Local developers gain public contracts, infrastructure support, and a protected customer base. Smaller countries gain bargaining power because they can join shared European systems instead of negotiating alone with US technology giants.

France is already moving in the direction of technological independence by planning to replace Zoom, and other American videoconference tools, with a French alternativeVisio.

Germany is also building a domestic AI platform. Companies in both countries are also working on AI chips designed to compete with US and Chinese technology. Together, these projects aim to keep more investment, technical knowledge, and control inside Europe instead of sending them to foreign technology providers.

These projects remain modest, but the political stance is clear. Europe cannot fully separate from foreign technology, so it must choose where dependence is most dangerous and where local investment can create the biggest economic return.

“One hundred percent autonomy in digital services is not at this stage something that is feasible,” said France’s Minister for Artificial Intelligence and Digital Affairs, Anne Le Hénanff, admitting that complete digital autonomy is unrealistic.

“We just need to decide what we don’t want to be dependent on.”

That decision will determine who receives Europe’s next wave of technology spending.

Slower, Divided Market for US Tech Giants

The security argument gives European governments political cover to build local systems, but the commercial impact reaches further.

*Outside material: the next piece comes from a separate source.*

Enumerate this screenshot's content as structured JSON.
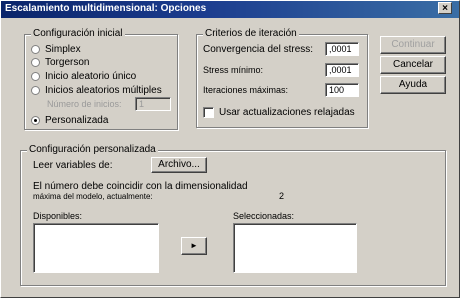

Every French platform, German AI system, European chip project, and public procurement rule creates a smaller space for foreign providers.

US technology giants will not disappear from Europe, even if Europe has technological independence. Their cloud services, data centers, models, and software remain embedded in European business. But growth could be slower, more managed and more split between national projects.

The European Commission is also looking to simplify its legal system with a new rulebook, better consultation tools, and an IT platform to track EU laws, implement rules and regulatory overlaps. In theory, smarter regulation could help local developers spend less time navigating complex procedures and more time building products.

The problem of complete digital autonomy is execution.

Vague timelines, broad urgency exceptions, and understaffed national administrations could leave the system as fragmented as before. As China tech self reliance heightens, Europe cannot protect local developers with speeches while burying them under rules that larger US companies can afford to manage.

The bloc also has little leverage when access to advanced models is controlled abroad. Commission President Ursula von der Leyen recently took a friendly line with US President Donald Trump after Washington restricted international access to some Anthropic models. Europe offered market access and cooperation on AI safety, but the exchange showed how few cards Brussels holds.

Philip Fox of the Kira Center said Europe now needs a long-term answer.

“That’s where we simply need a long-term answer,” Fox said. “How can Europe somehow secure its access to the best models for the next five years?”

Europe does not have that answer yet to complete technological independence. But the search for one could redirect public money, create local suppliers, and give smaller European states more weight in technology negotiations.

The digital autonomy winners would be governments seeking control, local developers seeking contracts, and countries seeking leverage. The losers would be foreign technology giants facing a Europe that is harder to enter, slower to scale, and less willing to accept dependence as the price of innovation.